Effects of primary producer stoichiometry and carnivore ontogeny on aquatic food chain efficiency

Background/Question/Methods

Food chain efficiency (FCE, carnivore production/primary production) describes the relative energy flow through a food chain. FCE can be mediated by primary producer biomass and stoichiometric food quality, traits which are impacted by light and nutrient supply. Carnivores also exert top-down effects which can mediate FCE. For example, nutrient-limited carnivores have lower production, decreasing FCE. Carnivore nutrient requirements shift throughout ontogeny as their body stoichiometry changes; larval fish may be more prone to phosphorus limitation than older fish because they invest large amounts of P into RNA and bone development. We conducted a large-scale mesocosm experiment investigating the effects of light, nutrients, and carnivore ontogeny on FCE in 3-level aquatic food chains. We manipulated light supply (high and low) and nutrient supply (high and low) and calculated FCE at three points during carnivore (bluegill) development. If carnivore production is correlated with phytoplankton stoichiometric quality, we predicted that FCE would be highest under low light/high nutrient supply and lowest under high light/low nutrient supply, as these treatments would produce phytoplankton of highest and lowest food quality. In addition, we predicted that FCE would be more closely tied to stoichiometric food quality when bluegill were in the larval stage.

Results/Conclusions

Preliminary results suggest that nutrient supply affected larval bluegill production more strongly than juvenile bluegill production, supporting our prediction that nutrient limitation is more important during the larval stage.
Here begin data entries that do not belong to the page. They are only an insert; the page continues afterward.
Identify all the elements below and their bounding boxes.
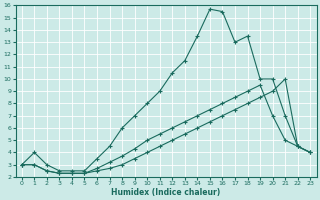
X-axis label: Humidex (Indice chaleur): Humidex (Indice chaleur) — [111, 188, 221, 197]
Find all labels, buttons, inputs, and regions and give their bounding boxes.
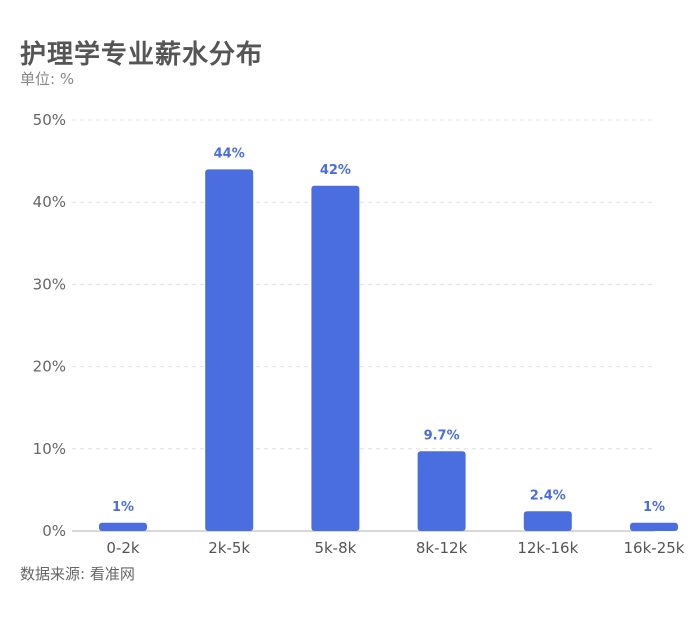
unit-label: 单位: % bbox=[20, 70, 75, 88]
bar bbox=[630, 522, 678, 531]
x-tick-label: 12k-16k bbox=[517, 539, 578, 557]
x-tick-label: 16k-25k bbox=[624, 539, 685, 557]
bar bbox=[99, 522, 147, 531]
data-label: 42% bbox=[320, 163, 351, 178]
bar bbox=[417, 451, 466, 531]
data-label: 44% bbox=[214, 146, 245, 161]
y-axis-ticks: 0% 10% 20% 30% 40% 50% bbox=[33, 111, 66, 540]
x-tick-label: 8k-12k bbox=[416, 539, 468, 557]
y-tick-label: 10% bbox=[33, 440, 66, 458]
y-tick-label: 40% bbox=[33, 193, 66, 211]
data-label: 1% bbox=[643, 500, 665, 515]
bar bbox=[311, 185, 360, 531]
data-label: 9.7% bbox=[424, 428, 460, 443]
data-label: 1% bbox=[112, 500, 134, 515]
x-tick-label: 5k-8k bbox=[314, 539, 356, 557]
y-tick-label: 20% bbox=[33, 358, 66, 376]
x-axis-ticks: 0-2k 2k-5k 5k-8k 8k-12k 12k-16k 16k-25k bbox=[106, 539, 684, 557]
bar bbox=[205, 169, 254, 531]
y-tick-label: 50% bbox=[33, 111, 66, 129]
y-tick-label: 0% bbox=[42, 522, 66, 540]
data-label: 2.4% bbox=[530, 488, 566, 503]
y-tick-label: 30% bbox=[33, 275, 66, 293]
chart-title: 护理学专业薪水分布 bbox=[20, 40, 264, 70]
x-tick-label: 2k-5k bbox=[208, 539, 250, 557]
bars: 1% 44% 42% 9.7% 2.4% 1% bbox=[99, 146, 678, 531]
bar bbox=[523, 511, 572, 531]
gridlines bbox=[72, 119, 655, 532]
source-note: 数据来源: 看准网 bbox=[20, 565, 135, 583]
x-tick-label: 0-2k bbox=[106, 539, 139, 557]
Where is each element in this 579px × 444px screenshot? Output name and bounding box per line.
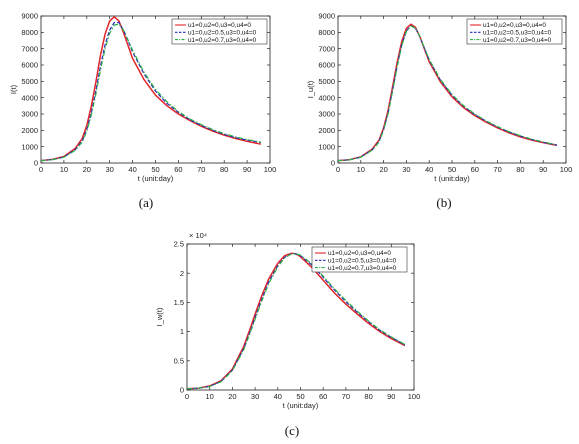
chart-2-xtick-label: 70: [493, 165, 501, 174]
chart-3-series-2-line: [186, 253, 406, 390]
chart-3-series-1-line: [186, 252, 406, 390]
chart-2-xtick-label: 50: [448, 165, 456, 174]
chart-1-xtick-label: 40: [128, 165, 136, 174]
chart-1-ytick-label: 5000: [21, 77, 38, 86]
chart-2: 0 10 20 30 40 50 60 70 80 90 100010002000300040005…: [306, 12, 572, 210]
chart-2-xtick-label: 30: [402, 165, 410, 174]
chart-1-ytick-label: 9000: [21, 12, 38, 21]
chart-1-legend-box: [171, 18, 268, 45]
chart-2-caption: (b): [436, 195, 451, 210]
chart-2-ytick-label: 9000: [318, 12, 335, 21]
chart-2-ytick-label: 5000: [318, 77, 335, 86]
chart-2-xtick-label: 60: [471, 165, 479, 174]
chart-1-legend-label-3: u1=0,u2=0.7,u3=0,u4=0: [188, 37, 257, 44]
chart-3-ytick-label: 1.5: [174, 298, 184, 307]
chart-1-series-1-line: [40, 16, 261, 162]
chart-3-legend-label-1: u1=0,u2=0,u3=0,u4=0: [328, 250, 391, 257]
chart-1-xtick-label: 70: [197, 165, 205, 174]
chart-3-xtick-label: 90: [387, 392, 395, 401]
chart-3-ylabel: I_w(t): [155, 307, 164, 326]
chart-2-legend-label-2: u1=0,u2=0.5,u3=0,u4=0: [483, 30, 552, 37]
chart-3-caption: (c): [285, 423, 299, 438]
chart-1-xtick-label: 0: [39, 165, 43, 174]
chart-1-legend-label-2: u1=0,u2=0.5,u3=0,u4=0: [188, 30, 257, 37]
chart-1-ytick-label: 3000: [21, 110, 38, 119]
chart-3-ytick-label: 0: [180, 386, 184, 395]
chart-2-legend-box: [466, 18, 563, 45]
chart-2-xtick-label: 0: [336, 165, 340, 174]
chart-1-ytick-label: 2000: [21, 126, 38, 135]
chart-1-ytick-label: 6000: [21, 61, 38, 70]
chart-1-xtick-label: 60: [174, 165, 182, 174]
chart-1: 0 10 20 30 40 50 60 70 80 90 100010002000300040005…: [9, 12, 276, 210]
chart-3-xlabel: t (unit:day): [283, 401, 319, 410]
chart-1-xtick-label: 100: [264, 165, 277, 174]
chart-1-ytick-label: 7000: [21, 44, 38, 53]
chart-1-series-3-line: [40, 23, 261, 162]
chart-3-xtick-label: 40: [274, 392, 282, 401]
chart-1-legend-label-1: u1=0,u2=0,u3=0,u4=0: [188, 22, 251, 29]
chart-2-xtick-label: 10: [357, 165, 365, 174]
chart-3-ytick-label: 2.5: [174, 240, 184, 249]
chart-3-ytick-label: 0.5: [174, 356, 184, 365]
chart-2-ytick-label: 1000: [318, 142, 335, 151]
chart-2-legend-label-1: u1=0,u2=0,u3=0,u4=0: [483, 22, 546, 29]
chart-2-ytick-label: 4000: [318, 93, 335, 102]
chart-2-xtick-label: 40: [425, 165, 433, 174]
chart-2-ytick-label: 7000: [318, 44, 335, 53]
chart-1-xtick-label: 20: [83, 165, 91, 174]
chart-1-xtick-label: 30: [106, 165, 114, 174]
chart-3-xtick-label: 80: [364, 392, 372, 401]
chart-3-xtick-label: 0: [185, 392, 189, 401]
chart-2-ytick-label: 3000: [318, 110, 335, 119]
chart-2-xtick-label: 80: [516, 165, 524, 174]
chart-2-xtick-label: 100: [560, 165, 573, 174]
chart-2-xtick-label: 20: [379, 165, 387, 174]
chart-2-legend-label-3: u1=0,u2=0.7,u3=0,u4=0: [483, 37, 552, 44]
chart-3-legend-label-3: u1=0,u2=0.7,u3=0,u4=0: [328, 265, 397, 272]
chart-1-ylabel: I(t): [9, 84, 18, 94]
chart-3-xtick-label: 50: [296, 392, 304, 401]
chart-1-ytick-label: 0: [34, 159, 38, 168]
chart-1-xtick-label: 10: [60, 165, 68, 174]
chart-3-xtick-label: 30: [251, 392, 259, 401]
chart-1-xtick-label: 90: [243, 165, 251, 174]
chart-3-legend-box: [311, 246, 408, 273]
chart-1-series-2-line: [40, 21, 261, 162]
chart-1-caption: (a): [139, 195, 153, 210]
chart-3-xtick-label: 70: [342, 392, 350, 401]
chart-1-xtick-label: 80: [220, 165, 228, 174]
chart-2-xlabel: t (unit:day): [434, 174, 470, 183]
chart-2-ytick-label: 0: [331, 159, 335, 168]
chart-3-xtick-label: 20: [228, 392, 236, 401]
chart-3-xtick-label: 10: [206, 392, 214, 401]
chart-1-ytick-label: 4000: [21, 93, 38, 102]
chart-2-ytick-label: 6000: [318, 61, 335, 70]
chart-2-ytick-label: 8000: [318, 28, 335, 37]
chart-3-series-3-line: [186, 253, 406, 390]
chart-1-ytick-label: 1000: [21, 142, 38, 151]
chart-3-xtick-label: 100: [408, 392, 421, 401]
chart-2-ylabel: I_u(t): [306, 80, 315, 98]
chart-2-series-3-line: [337, 25, 558, 162]
chart-2-xtick-label: 90: [539, 165, 547, 174]
chart-3-ytick-label: 1: [180, 327, 184, 336]
chart-1-xtick-label: 50: [151, 165, 159, 174]
chart-1-xlabel: t (unit:day): [138, 174, 174, 183]
chart-2-ytick-label: 2000: [318, 126, 335, 135]
chart-3-legend-label-2: u1=0,u2=0.5,u3=0,u4=0: [328, 258, 397, 265]
chart-3-multiplier: × 10⁴: [189, 231, 207, 240]
chart-3-ytick-label: 2: [180, 269, 184, 278]
chart-3-xtick-label: 60: [319, 392, 327, 401]
chart-1-ytick-label: 8000: [21, 28, 38, 37]
chart-3: 0 10 20 30 40 50 60 70 80 90 100 0 0.5 1 1.5 2 2.5 × 10⁴ t…: [155, 231, 420, 438]
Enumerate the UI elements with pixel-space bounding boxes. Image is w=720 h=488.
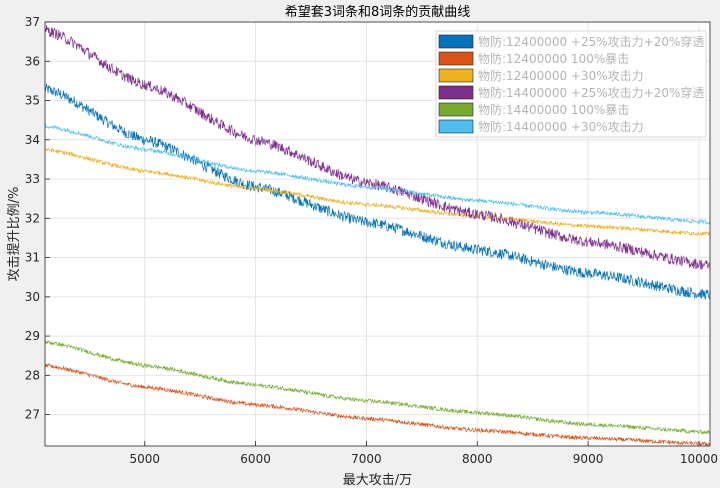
y-tick-label: 31	[25, 251, 40, 265]
axes-box	[44, 21, 711, 447]
legend-entry: 物防:12400000 100%暴击	[478, 51, 629, 66]
ticks: 5000 6000 7000 8000 9000 10000 27 28 29 30 31 32 33 3…	[25, 15, 718, 466]
series-layer	[44, 24, 711, 447]
legend-entry: 物防:12400000 +25%攻击力+20%穿透	[478, 34, 704, 49]
series-line-6	[44, 123, 711, 226]
x-tick-label: 10000	[680, 452, 718, 466]
y-tick-label: 32	[25, 211, 40, 225]
legend-box	[435, 30, 707, 138]
legend-entry: 物防:12400000 +30%攻击力	[478, 68, 644, 83]
x-tick-label: 7000	[351, 452, 382, 466]
x-axis-title: 最大攻击/万	[343, 473, 412, 488]
legend-swatch	[438, 102, 474, 117]
series-line-2	[44, 363, 711, 447]
legend-swatch	[438, 119, 474, 134]
legend-entry: 物防:14400000 +25%攻击力+20%穿透	[478, 85, 704, 100]
legend-entry: 物防:14400000 100%暴击	[478, 102, 629, 117]
legend-swatch	[438, 51, 474, 66]
chart-title: 希望套3词条和8词条的贡献曲线	[285, 4, 471, 20]
y-tick-label: 33	[25, 172, 40, 186]
legend-entry: 物防:14400000 +30%攻击力	[478, 119, 644, 134]
y-tick-label: 34	[25, 133, 40, 147]
y-tick-label: 37	[25, 15, 40, 29]
grid	[45, 21, 710, 446]
x-tick-label: 6000	[240, 452, 271, 466]
y-tick-label: 36	[25, 54, 40, 68]
x-tick-label: 9000	[573, 452, 604, 466]
x-tick-label: 8000	[462, 452, 493, 466]
y-tick-label: 28	[25, 368, 40, 382]
y-tick-label: 35	[25, 94, 40, 108]
y-tick-label: 30	[25, 290, 40, 304]
y-tick-label: 29	[25, 329, 40, 343]
legend-swatch	[438, 34, 474, 49]
y-tick-label: 27	[25, 408, 40, 422]
x-tick-label: 5000	[129, 452, 160, 466]
legend-swatch	[438, 68, 474, 83]
legend-swatch	[438, 85, 474, 100]
series-line-5	[44, 340, 711, 435]
y-axis-title: 攻击提升比例/%	[6, 187, 22, 282]
series-line-3	[44, 147, 711, 237]
series-line-1	[44, 83, 711, 300]
series-line-4	[44, 24, 711, 271]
Although phytoplankton stoichiometry was affected by light and nutrients, FCE tended to be higher under high light supply, regardless of ontogenetic stage. In addition, bluegill production was correlated with phytoplankton production rather than phytoplankton food quality. Together, these results suggest that, while total nutrient supply affects larval fish production, primary production (food quantity) may be more important than stoichiometric food quality in determining carnivore production and FCE in our system. More broadly, our experiment demonstrates that carnivores may be able to compensate for the effects of low food quality. Additionally, our results argue for consideration of both top-down and bottom-up effects when exploring how energy transfer within a food chain may be constrained.